Still looking for a way to trick yourself into eating less? A mirror might be helpful in more ways than you think. On one hand tracking your progress by keeping tabs on your reflection might help, but a recent study goes beyond that and looks into what happens when people choose food in the presence of a mirror.
The study was done at the University of Central Florida and published in the Journal of of the Association For Consumer Research and basically used basic psychology to see how mirrors affect eating unhealthy food. The test that they put participants up to including asking them to choose to eat either a fruit salad or a piece of cake. Obviously in this situation the fruit salad is representing a healthy option, while the cake is representing an unhealthy one.
Some of the participants were in rooms with mirrors, and some of them were in rooms without mirrors. The research did not conclude that the participants in the mirrored room necessarily chose the healthy fruit salad over the unhealthy cake, but when they did eat the cake the participants in the mirrored rooms got less satisfaction from eating it than they did if there was not a mirror around.
The reasoning behind this has to do with the fact that having a mirror around makes us more accountable to our choices since we feel on display and have to take responsibility for them. Eating cake or some other “off limits” food is made more enjoyable by the fact that we’re getting away with eating it, so if we’re not actually getting away with anything it just might not taste as good to us.
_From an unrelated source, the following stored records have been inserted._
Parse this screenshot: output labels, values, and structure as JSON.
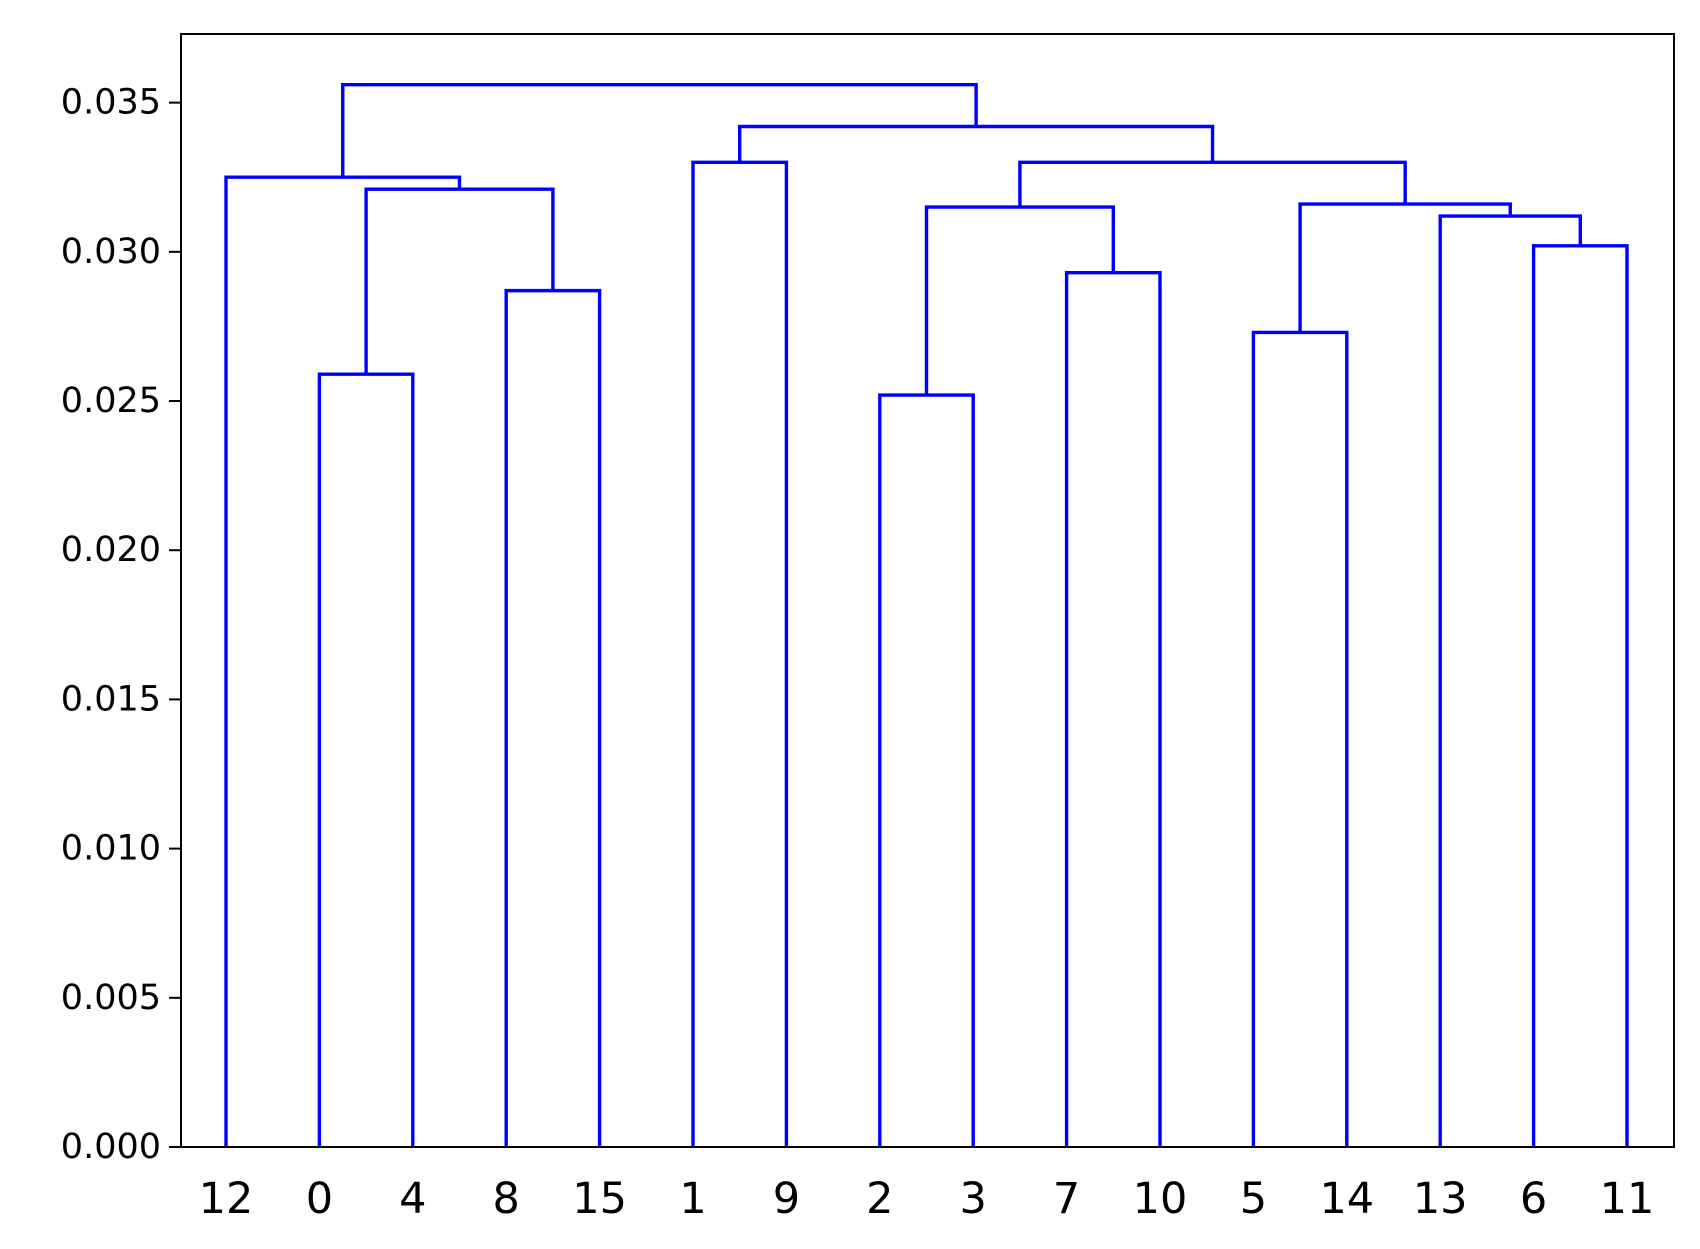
{
  "chart_data": {
    "type": "dendrogram",
    "title": "",
    "xlabel": "",
    "ylabel": "",
    "ylim": [
      0,
      0.0373
    ],
    "yticks": [
      0.0,
      0.005,
      0.01,
      0.015,
      0.02,
      0.025,
      0.03,
      0.035
    ],
    "ytick_labels": [
      "0.000",
      "0.005",
      "0.010",
      "0.015",
      "0.020",
      "0.025",
      "0.030",
      "0.035"
    ],
    "leaves": [
      "12",
      "0",
      "4",
      "8",
      "15",
      "1",
      "9",
      "2",
      "3",
      "7",
      "10",
      "5",
      "14",
      "13",
      "6",
      "11"
    ],
    "link_color": "#0000ff",
    "grid": false,
    "merges": [
      {
        "id": "A",
        "children": [
          "0",
          "4"
        ],
        "height": 0.0259
      },
      {
        "id": "B",
        "children": [
          "8",
          "15"
        ],
        "height": 0.0287
      },
      {
        "id": "C",
        "children": [
          "A",
          "B"
        ],
        "height": 0.0321
      },
      {
        "id": "D",
        "children": [
          "12",
          "C"
        ],
        "height": 0.0325
      },
      {
        "id": "E",
        "children": [
          "1",
          "9"
        ],
        "height": 0.033
      },
      {
        "id": "F",
        "children": [
          "2",
          "3"
        ],
        "height": 0.0252
      },
      {
        "id": "G",
        "children": [
          "7",
          "10"
        ],
        "height": 0.0293
      },
      {
        "id": "H",
        "children": [
          "F",
          "G"
        ],
        "height": 0.0315
      },
      {
        "id": "I",
        "children": [
          "5",
          "14"
        ],
        "height": 0.0273
      },
      {
        "id": "J",
        "children": [
          "6",
          "11"
        ],
        "height": 0.0302
      },
      {
        "id": "K",
        "children": [
          "13",
          "J"
        ],
        "height": 0.0312
      },
      {
        "id": "L",
        "children": [
          "I",
          "K"
        ],
        "height": 0.0316
      },
      {
        "id": "M",
        "children": [
          "H",
          "L"
        ],
        "height": 0.033
      },
      {
        "id": "N",
        "children": [
          "E",
          "M"
        ],
        "height": 0.0342
      },
      {
        "id": "O",
        "children": [
          "D",
          "N"
        ],
        "height": 0.0356
      }
    ]
  }
}
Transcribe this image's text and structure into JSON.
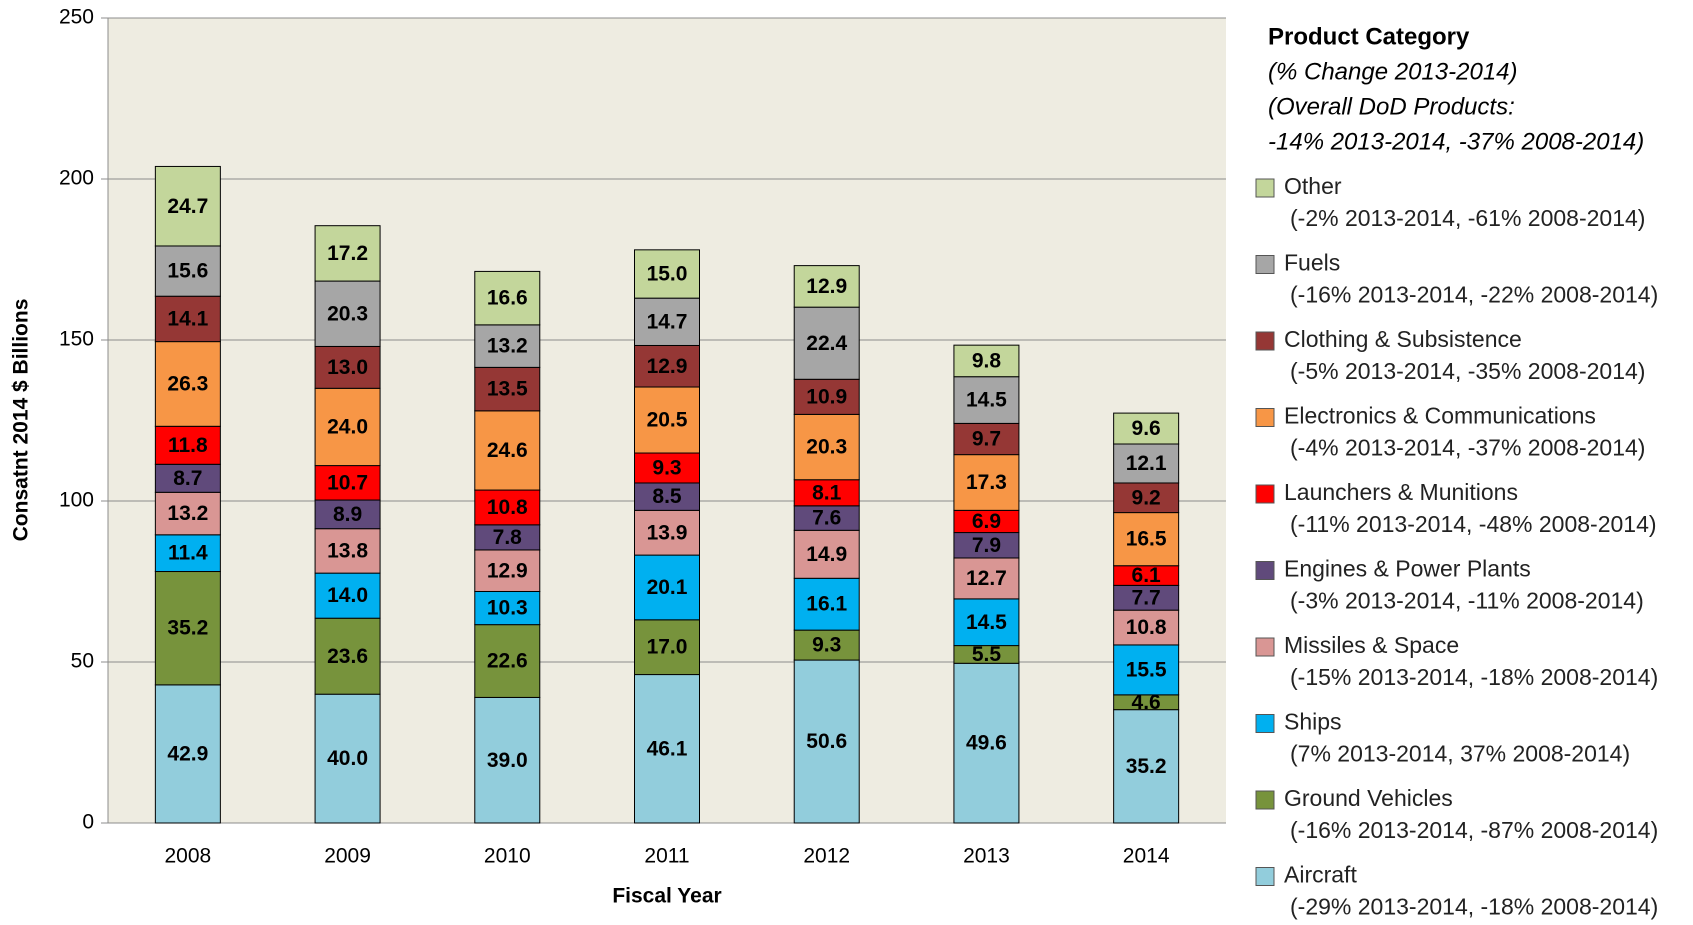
{
  "chart_data": {
    "type": "stacked_bar",
    "x_label": "Fiscal Year",
    "y_label": "Consatnt 2014 $ Billions",
    "legend_title": "Product Category",
    "legend_subtitle": [
      "(% Change 2013-2014)",
      "(Overall DoD Products:",
      "-14% 2013-2014, -37% 2008-2014)"
    ],
    "legend_position": "right",
    "categories": [
      "2008",
      "2009",
      "2010",
      "2011",
      "2012",
      "2013",
      "2014"
    ],
    "ylim": [
      0,
      250
    ],
    "yticks": [
      0,
      50,
      100,
      150,
      200,
      250
    ],
    "grid": true,
    "series": [
      {
        "name": "Aircraft",
        "note": "(-29% 2013-2014, -18% 2008-2014)",
        "color": "#92cddc",
        "values": [
          42.9,
          40.0,
          39.0,
          46.1,
          50.6,
          49.6,
          35.2
        ],
        "value_labels": [
          "42.9",
          "40.0",
          "39.0",
          "46.1",
          "50.6",
          "49.6",
          "35.2"
        ]
      },
      {
        "name": "Ground Vehicles",
        "note": "(-16% 2013-2014, -87% 2008-2014)",
        "color": "#77933c",
        "values": [
          35.2,
          23.6,
          22.6,
          17.0,
          9.3,
          5.5,
          4.6
        ],
        "value_labels": [
          "35.2",
          "23.6",
          "22.6",
          "17.0",
          "9.3",
          "5.5",
          "4.6"
        ]
      },
      {
        "name": "Ships",
        "note": "(7% 2013-2014, 37% 2008-2014)",
        "color": "#00b0f0",
        "values": [
          11.4,
          14.0,
          10.3,
          20.1,
          16.1,
          14.5,
          15.5
        ],
        "value_labels": [
          "11.4",
          "14.0",
          "10.3",
          "20.1",
          "16.1",
          "14.5",
          "15.5"
        ]
      },
      {
        "name": "Missiles & Space",
        "note": "(-15% 2013-2014, -18% 2008-2014)",
        "color": "#d99694",
        "values": [
          13.2,
          13.8,
          12.9,
          13.9,
          14.9,
          12.7,
          10.8
        ],
        "value_labels": [
          "13.2",
          "13.8",
          "12.9",
          "13.9",
          "14.9",
          "12.7",
          "10.8"
        ]
      },
      {
        "name": "Engines & Power Plants",
        "note": "(-3% 2013-2014, -11% 2008-2014)",
        "color": "#604a7b",
        "values": [
          8.7,
          8.9,
          7.8,
          8.5,
          7.6,
          7.9,
          7.7
        ],
        "value_labels": [
          "8.7",
          "8.9",
          "7.8",
          "8.5",
          "7.6",
          "7.9",
          "7.7"
        ]
      },
      {
        "name": "Launchers & Munitions",
        "note": "(-11% 2013-2014, -48% 2008-2014)",
        "color": "#ff0000",
        "values": [
          11.8,
          10.7,
          10.8,
          9.3,
          8.1,
          6.9,
          6.1
        ],
        "value_labels": [
          "11.8",
          "10.7",
          "10.8",
          "9.3",
          "8.1",
          "6.9",
          "6.1"
        ]
      },
      {
        "name": "Electronics & Communications",
        "note": "(-4% 2013-2014, -37% 2008-2014)",
        "color": "#f79646",
        "values": [
          26.3,
          24.0,
          24.6,
          20.5,
          20.3,
          17.3,
          16.5
        ],
        "value_labels": [
          "26.3",
          "24.0",
          "24.6",
          "20.5",
          "20.3",
          "17.3",
          "16.5"
        ]
      },
      {
        "name": "Clothing & Subsistence",
        "note": "(-5% 2013-2014, -35% 2008-2014)",
        "color": "#953735",
        "values": [
          14.1,
          13.0,
          13.5,
          12.9,
          10.9,
          9.7,
          9.2
        ],
        "value_labels": [
          "14.1",
          "13.0",
          "13.5",
          "12.9",
          "10.9",
          "9.7",
          "9.2"
        ]
      },
      {
        "name": "Fuels",
        "note": "(-16% 2013-2014, -22% 2008-2014)",
        "color": "#a6a6a6",
        "values": [
          15.6,
          20.3,
          13.2,
          14.7,
          22.4,
          14.5,
          12.1
        ],
        "value_labels": [
          "15.6",
          "20.3",
          "13.2",
          "14.7",
          "22.4",
          "14.5",
          "12.1"
        ]
      },
      {
        "name": "Other",
        "note": "(-2% 2013-2014, -61% 2008-2014)",
        "color": "#c3d69b",
        "values": [
          24.7,
          17.2,
          16.6,
          15.0,
          12.9,
          9.8,
          9.6
        ],
        "value_labels": [
          "24.7",
          "17.2",
          "16.6",
          "15.0",
          "12.9",
          "9.8",
          "9.6"
        ]
      }
    ]
  }
}
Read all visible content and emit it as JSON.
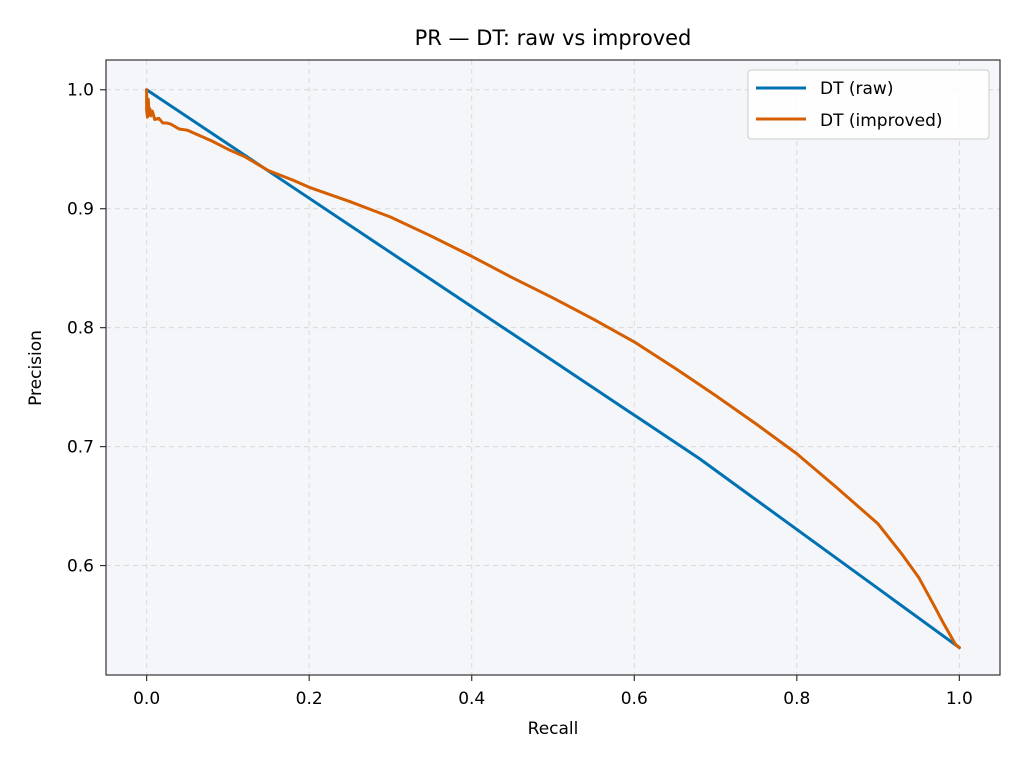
{
  "chart_data": {
    "type": "line",
    "title": "PR — DT: raw vs improved",
    "xlabel": "Recall",
    "ylabel": "Precision",
    "xlim": [
      -0.05,
      1.05
    ],
    "ylim": [
      0.508,
      1.025
    ],
    "xticks": [
      0.0,
      0.2,
      0.4,
      0.6,
      0.8,
      1.0
    ],
    "xtick_labels": [
      "0.0",
      "0.2",
      "0.4",
      "0.6",
      "0.8",
      "1.0"
    ],
    "yticks": [
      0.6,
      0.7,
      0.8,
      0.9,
      1.0
    ],
    "ytick_labels": [
      "0.6",
      "0.7",
      "0.8",
      "0.9",
      "1.0"
    ],
    "grid": true,
    "legend_position": "top-right",
    "series": [
      {
        "name": "DT (raw)",
        "color": "#0072b2",
        "x": [
          0.0,
          0.68,
          1.0
        ],
        "y": [
          1.0,
          0.69,
          0.531
        ]
      },
      {
        "name": "DT (improved)",
        "color": "#d55e00",
        "x": [
          0.0,
          0.0,
          0.001,
          0.002,
          0.003,
          0.004,
          0.005,
          0.007,
          0.01,
          0.015,
          0.02,
          0.025,
          0.03,
          0.04,
          0.05,
          0.06,
          0.08,
          0.1,
          0.12,
          0.15,
          0.18,
          0.2,
          0.25,
          0.3,
          0.35,
          0.4,
          0.45,
          0.5,
          0.55,
          0.6,
          0.65,
          0.7,
          0.75,
          0.8,
          0.85,
          0.9,
          0.93,
          0.95,
          0.97,
          0.98,
          0.99,
          0.995,
          1.0
        ],
        "y": [
          1.0,
          0.983,
          0.977,
          0.992,
          0.979,
          0.984,
          0.978,
          0.982,
          0.975,
          0.976,
          0.972,
          0.972,
          0.971,
          0.967,
          0.966,
          0.963,
          0.957,
          0.95,
          0.944,
          0.932,
          0.924,
          0.918,
          0.906,
          0.893,
          0.877,
          0.86,
          0.842,
          0.825,
          0.807,
          0.788,
          0.766,
          0.743,
          0.719,
          0.694,
          0.665,
          0.635,
          0.609,
          0.59,
          0.565,
          0.552,
          0.54,
          0.534,
          0.531
        ]
      }
    ]
  }
}
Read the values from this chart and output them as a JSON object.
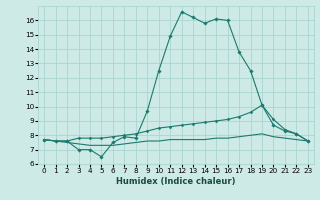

This is obviously important to think about, because we might end up eating things that we really don’t even love just because we perceive them as junk food. To fix this, we might consider putting a mirror in our kitchen which could affect the choices that we make when we go in there to grab a snack.
“A glance in the mirror tells people more than just about their physical appearance,” says marketing professor Ata Jami, Ph.D. in a press release. “[The mirror] enables them to view themselves objectively and helps them to judge themselves and their behaviors in a same way that they judge others.”
Interestingly these findings only hold up when the food is chosen by the participant though, so it doesn’t make a difference either way whether there is a mirror in the room when you are served a meal at a friend’s house. By that point it can be important who you’re eating with, since how much our company is eating can affect how much we eat as well. Studies done on adults, children, and animals have all showed that we eat more when we are in groups than when we are alone hands down. So if you really want to drop a few, eat at home. Near a mirror.